In [None]:
# 1st part: implement coupling layer
# - split input
# - implement y1 = x1, y2 = x2 + m(y1)   (forward)
# - implement backward


# one way to split could be
x1, x2 = tf.split(x, 2, axis=-1)
y1, y2 = whatever_the_coupling_layer_does(x1, x2)
y =  tf.concat([y1, y2], axis=-1)

# this is not so good, since it splits the data right through the middle.
# if the data has spatial relations, like images, this means the model
# conditions, say, the upper half of the image on the lower half, and vice versa.
# these long-range dependencies are hard to model.

# another option could be an even-odd split:
def split_even_odd(inp):
    even_inds = tf.range(0, inp.shape[1], 2)
    odd_inds = tf.range(1, inp.shape[1], 2)

    even = tf.gather(inp, even_inds, axis=1)
    odd = tf.gather(inp, odd_inds, axis=1)
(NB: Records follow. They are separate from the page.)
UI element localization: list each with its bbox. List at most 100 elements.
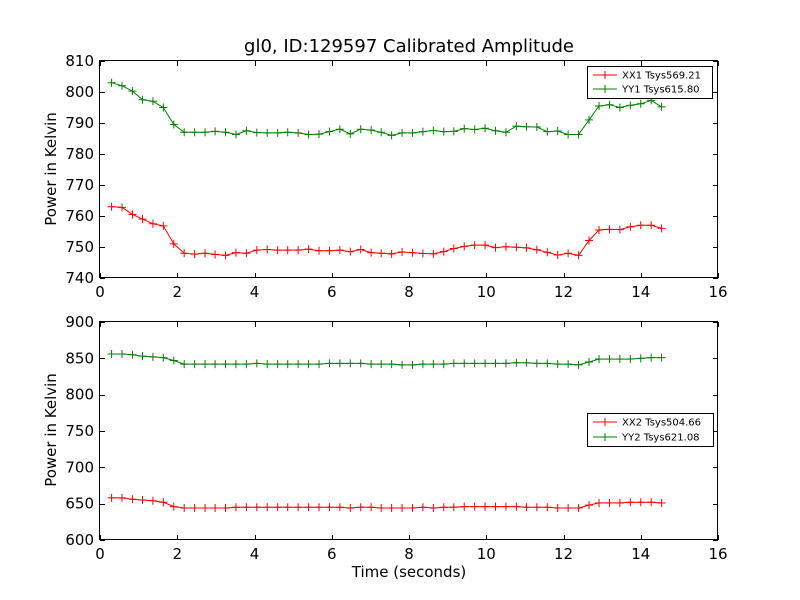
data-point-xx1 (398, 247, 407, 256)
data-point-yy1 (501, 128, 510, 137)
data-point-xx2 (647, 498, 656, 507)
data-point-xx1 (408, 248, 417, 257)
data-point-yy1 (159, 103, 168, 112)
data-point-yy2 (325, 359, 334, 368)
data-point-yy2 (367, 360, 376, 369)
data-point-yy2 (460, 359, 469, 368)
data-point-yy1 (325, 127, 334, 136)
top-y-tick-label: 790 (65, 114, 94, 132)
bottom-plot-area (107, 349, 666, 513)
data-point-yy1 (574, 130, 583, 139)
top-y-tick-label: 740 (65, 269, 94, 287)
data-point-xx1 (252, 246, 261, 255)
data-point-xx1 (481, 241, 490, 250)
bottom-x-tick-label: 2 (172, 545, 182, 563)
data-point-yy1 (522, 122, 531, 131)
data-point-xx2 (107, 493, 116, 502)
data-point-yy2 (418, 360, 427, 369)
data-point-xx2 (501, 502, 510, 511)
data-point-yy1 (294, 128, 303, 137)
bottom-x-tick-label: 16 (708, 545, 727, 563)
data-point-yy1 (367, 126, 376, 135)
data-point-xx2 (294, 503, 303, 512)
data-point-yy2 (408, 360, 417, 369)
data-point-xx1 (584, 236, 593, 245)
data-point-xx1 (335, 246, 344, 255)
data-point-xx2 (367, 503, 376, 512)
data-point-xx1 (657, 224, 666, 233)
data-point-yy2 (118, 349, 127, 358)
data-point-xx2 (615, 498, 624, 507)
data-point-xx2 (460, 502, 469, 511)
legend-label-yy2: YY2 Tsys621.08 (621, 433, 700, 444)
data-point-xx2 (315, 503, 324, 512)
data-point-xx2 (449, 503, 458, 512)
bottom-legend: XX2 Tsys504.66 YY2 Tsys621.08 (587, 413, 714, 447)
data-point-yy1 (512, 122, 521, 131)
bottom-x-tick-label: 14 (631, 545, 650, 563)
data-point-xx2 (626, 498, 635, 507)
data-point-xx2 (595, 498, 604, 507)
top-y-tick-label: 770 (65, 176, 94, 194)
data-point-xx1 (201, 249, 210, 258)
data-point-xx1 (128, 210, 137, 219)
data-point-xx2 (408, 504, 417, 513)
data-point-yy2 (398, 360, 407, 369)
data-point-yy1 (107, 78, 116, 87)
data-point-xx2 (377, 504, 386, 513)
data-point-xx1 (263, 245, 272, 254)
data-point-yy1 (615, 103, 624, 112)
data-point-xx2 (273, 503, 282, 512)
data-point-yy2 (574, 360, 583, 369)
legend-label-xx2: XX2 Tsys504.66 (622, 418, 701, 429)
data-point-xx2 (335, 503, 344, 512)
data-point-yy2 (242, 360, 251, 369)
top-x-tick-label: 0 (95, 283, 105, 301)
data-point-xx1 (138, 215, 147, 224)
data-point-yy2 (584, 357, 593, 366)
data-point-yy1 (190, 128, 199, 137)
bottom-panel: 0 2 4 6 8 10 12 14 16 600 650 700 750 800 850 900 Powe… (42, 313, 728, 581)
data-point-xx1 (491, 243, 500, 252)
bottom-y-tick-label: 650 (65, 495, 94, 513)
data-point-yy1 (408, 128, 417, 137)
data-point-yy2 (138, 352, 147, 361)
data-point-xx1 (564, 249, 573, 258)
data-point-yy1 (553, 127, 562, 136)
data-point-yy2 (377, 360, 386, 369)
data-point-xx1 (367, 248, 376, 257)
data-point-yy1 (180, 128, 189, 137)
data-point-xx1 (346, 247, 355, 256)
data-point-xx2 (128, 495, 137, 504)
data-point-yy2 (107, 349, 116, 358)
top-plot-area (107, 78, 666, 260)
data-point-xx2 (470, 502, 479, 511)
data-point-yy2 (657, 353, 666, 362)
data-point-xx1 (512, 243, 521, 252)
data-point-xx1 (148, 219, 157, 228)
data-point-yy1 (439, 127, 448, 136)
data-point-xx1 (522, 243, 531, 252)
data-point-yy1 (429, 126, 438, 135)
data-point-yy2 (128, 350, 137, 359)
top-legend-box (587, 66, 713, 99)
data-point-xx2 (543, 503, 552, 512)
data-point-yy2 (470, 359, 479, 368)
bottom-x-tick-label: 4 (250, 545, 260, 563)
data-point-yy2 (522, 358, 531, 367)
data-point-xx2 (211, 504, 220, 513)
data-point-yy1 (387, 131, 396, 140)
data-point-yy2 (512, 358, 521, 367)
top-y-tick-label: 810 (65, 52, 94, 70)
data-point-xx2 (118, 493, 127, 502)
data-point-yy2 (553, 360, 562, 369)
data-point-yy1 (584, 115, 593, 124)
data-point-yy2 (294, 360, 303, 369)
data-point-yy1 (252, 128, 261, 137)
data-point-yy2 (263, 360, 272, 369)
data-point-yy2 (636, 354, 645, 363)
top-x-axis: 0 2 4 6 8 10 12 14 16 (95, 61, 728, 301)
data-point-yy2 (439, 360, 448, 369)
top-y-tick-label: 750 (65, 238, 94, 256)
data-point-yy2 (356, 359, 365, 368)
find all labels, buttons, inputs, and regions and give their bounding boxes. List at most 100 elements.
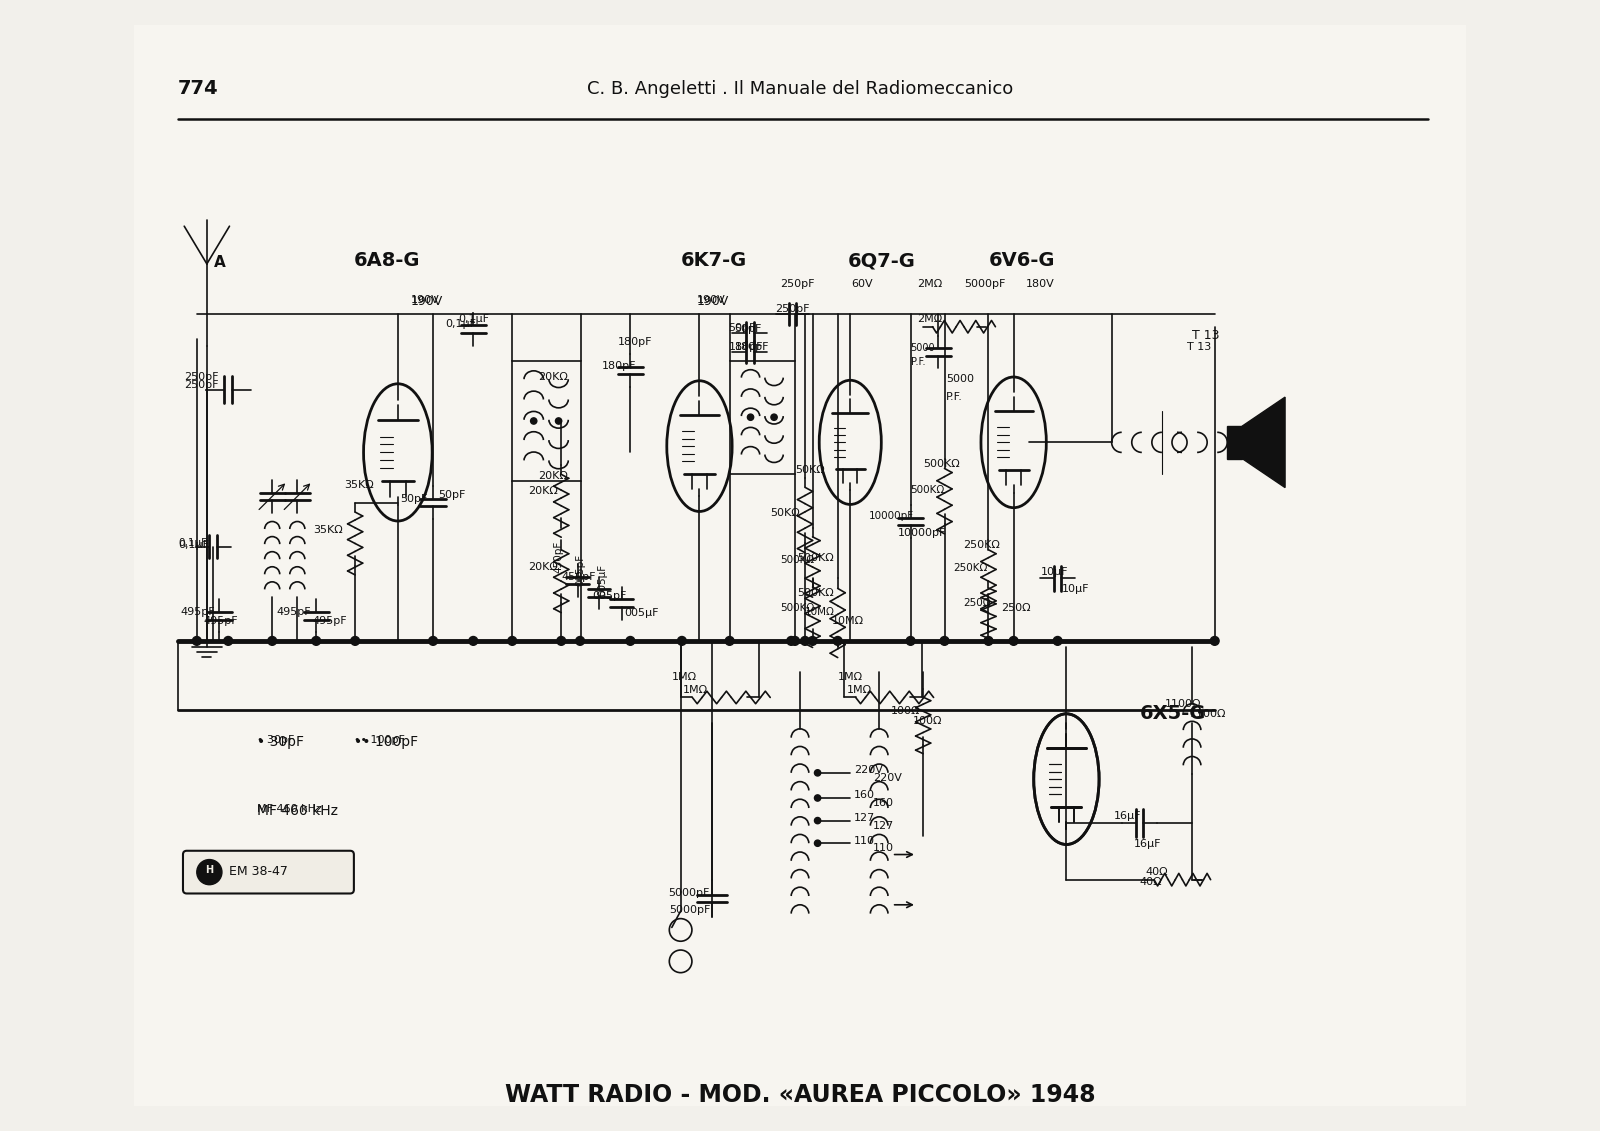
Text: 500KΩ: 500KΩ [797,588,834,598]
Circle shape [790,637,800,646]
Text: 220V: 220V [874,772,902,783]
Circle shape [1053,637,1062,646]
Text: 220V: 220V [854,766,883,776]
Text: 774: 774 [178,79,219,98]
Text: 1MΩ: 1MΩ [672,672,698,682]
Text: 250pF: 250pF [779,279,814,290]
Text: 450pF: 450pF [554,541,563,573]
Text: 495pF: 495pF [181,607,214,618]
Circle shape [725,637,734,646]
Circle shape [814,795,821,801]
Text: 190V: 190V [698,295,726,305]
Text: 500KΩ: 500KΩ [797,553,834,563]
Circle shape [800,637,810,646]
Text: 110: 110 [874,844,894,853]
Text: 16μF: 16μF [1114,811,1142,821]
Circle shape [197,860,222,884]
Circle shape [192,637,202,646]
Text: 50pF: 50pF [400,494,427,504]
Text: WATT RADIO - MOD. «AUREA PICCOLO» 1948: WATT RADIO - MOD. «AUREA PICCOLO» 1948 [504,1083,1096,1107]
Text: 100Ω: 100Ω [891,706,920,716]
Polygon shape [1227,426,1242,459]
Text: 160: 160 [854,791,875,801]
Text: • 30pF: • 30pF [258,735,294,745]
Circle shape [747,414,754,421]
Circle shape [350,637,360,646]
Text: 127: 127 [854,813,875,823]
Text: 60V: 60V [851,279,874,290]
Text: 1MΩ: 1MΩ [838,672,862,682]
Text: 50pF: 50pF [438,490,466,500]
Circle shape [576,637,584,646]
Text: 180V: 180V [1026,279,1054,290]
Text: A: A [214,256,226,270]
Text: 10MΩ: 10MΩ [805,607,835,618]
Text: 250KΩ: 250KΩ [963,541,1000,551]
Text: 160: 160 [874,798,894,808]
Text: 500KΩ: 500KΩ [779,603,814,613]
Text: 250pF: 250pF [774,304,810,314]
Circle shape [814,770,821,776]
Text: 1100Ω: 1100Ω [1165,699,1202,709]
Text: • 30pF: • 30pF [258,735,304,749]
Polygon shape [1242,397,1285,487]
Circle shape [1010,637,1018,646]
Circle shape [771,414,778,421]
Circle shape [429,637,437,646]
Text: 5000pF: 5000pF [669,905,710,915]
Text: 6K7-G: 6K7-G [680,251,747,270]
Text: 5000pF: 5000pF [965,279,1006,290]
Text: H: H [205,864,213,874]
Text: 10000pF: 10000pF [869,511,914,521]
Text: 16μF: 16μF [1134,839,1162,849]
Text: 10000pF: 10000pF [898,528,946,538]
Text: 1100Ω: 1100Ω [1189,709,1226,719]
Text: 10μF: 10μF [1061,585,1090,595]
Text: 250Ω: 250Ω [1002,603,1030,613]
Text: 5000: 5000 [946,374,974,385]
FancyBboxPatch shape [182,851,354,893]
Text: 50pF: 50pF [728,323,755,333]
Bar [512,361,581,481]
Text: 500KΩ: 500KΩ [910,485,946,495]
Text: 6Q7-G: 6Q7-G [848,251,915,270]
Text: 180pF: 180pF [734,342,770,352]
Text: P.F.: P.F. [910,357,925,366]
Text: 190V: 190V [411,295,443,309]
Text: 005pF: 005pF [574,553,586,586]
Text: T 13: T 13 [1187,342,1211,352]
Circle shape [224,637,232,646]
Text: 20KΩ: 20KΩ [539,372,568,382]
Text: 2MΩ: 2MΩ [917,279,942,290]
Text: 50KΩ: 50KΩ [795,465,824,475]
Text: 6A8-G: 6A8-G [354,251,421,270]
Text: 250pF: 250pF [184,372,219,382]
Circle shape [808,637,818,646]
Circle shape [834,637,842,646]
Text: 005pF: 005pF [592,590,627,601]
Text: 20KΩ: 20KΩ [528,486,558,497]
Text: 500KΩ: 500KΩ [779,555,814,566]
Text: 10μF: 10μF [1042,567,1069,577]
Circle shape [906,637,915,646]
Text: 110: 110 [854,836,875,846]
Text: C. B. Angeletti . Il Manuale del Radiomeccanico: C. B. Angeletti . Il Manuale del Radiome… [587,80,1013,98]
Text: 250Ω: 250Ω [963,598,990,608]
Text: 250KΩ: 250KΩ [954,563,987,573]
Text: •• 100pF: •• 100pF [354,735,405,745]
Text: 190V: 190V [411,295,438,305]
Text: 495pF: 495pF [203,615,238,625]
Circle shape [312,637,320,646]
Circle shape [531,417,538,424]
Text: 0,1μF: 0,1μF [446,319,477,329]
Text: 500KΩ: 500KΩ [923,459,960,468]
Text: 35KΩ: 35KΩ [344,480,373,490]
Circle shape [267,637,277,646]
Text: 190V: 190V [698,295,730,309]
Text: MF 460 kHz: MF 460 kHz [258,804,338,818]
Text: 180pF: 180pF [618,337,653,347]
Circle shape [1210,637,1219,646]
Text: 100Ω: 100Ω [914,716,942,726]
Circle shape [626,637,635,646]
Circle shape [677,637,686,646]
    # process even and odd parts separately...
    ...
    
    # combine
    together = tf.stack([even_output, odd_output], axis=-1)
    return tf.reshape(together, tf.shape(inp))

In [None]:
import tensorflow_probability as tfp
tfd = tfp.distributions
import tensorflow as tf

In [None]:
# 2nd part: NICE model
# - stack a bunch of coupling layers
# - switch x1, x2 for each layer
# - forward: apply coupling layers
# - backward: apply backward coupling layers (in reverse)

# - rescaling:
# - create d-dimensional vector (model weight)
# - forward: multiply x * exp(vector) after applying coupling layers
# - backwards: x / vector (or x * tf.exp(-vector)) BEFORE applying reverse coupling layers


# - training: map x -> h using NICE model
# - compute log_p_simple(h)
# - add log determinant of jacobian: simply sum of scaling values
# use -log_likelihood as loss

# a note on simple distributions.
# you should use tfd = tfp.distributions...
input_dim = 12  # example
batch_size = 8
dummy_data = tf.random.normal((batch_size, input_dim))

simple_distribution = tfd.Normal(loc=tf.zeros((input_dim,)), scale=tf.ones((input_dim,)))
log_p_simple = simple_distribution.log_prob(dummy_data)
# ... this will return a batch x dim matrix. then SUM over axis 1 (data dimension)! average over batch axis!
log_p_simple = tf.reduce_sum(log_p_simple, axis=1)
print(log_p_simple)

# alternatively: use multivariate distribution.
# this returns one prob per entry.
simple_distribution = tfd.MultivariateNormalDiag(loc=tf.zeros((input_dim,)))
print(simple_distribution.log_prob(dummy_data))

print("Same results!")

# just don't mix it up!!! I had a bug where I was using multivariate, but summing over the last dimension.
# this resulted in summing my loss over the batch axis instead of averaging.
# that's bad, because your effective learning rate is MUCH higher than expected.

# the paper proses using tfd.Logistic instead. that does not have a multivariate version AFAIK,
# so you will have to use the first option.

In [None]:
# finally, here is a sample toy dataset.
# it's a 2D parabola kinda thing.
# you can use this to test your flow models.
# even a simple model like NICE should be able to fit this!
n_samples = 2048
x2_dist = tfd.Normal(loc=0., scale=0.5)
x2_samples = x2_dist.sample(n_samples)
x1 = tfd.Normal(loc=1. * tf.square(x2_samples),
                scale=0.1*tf.ones(n_samples, dtype=tf.float32))
x1_samples = x1.sample()
x_samples = tf.stack([x1_samples, x2_samples], axis=1)

as_np = x_samples.numpy()
plt.scatter(as_np[:, 0], as_np[:, 1])
a = plt.gca()
plt.show()


# x_samples it the dataset!
# NOTE that I say in the assignment that LayerNorm > BatchNorm for these models apparently.
# but for these simple models with very low data dimensionality, it appears layernorm causes issues sometimes.
# so maybe leave normalization out completely.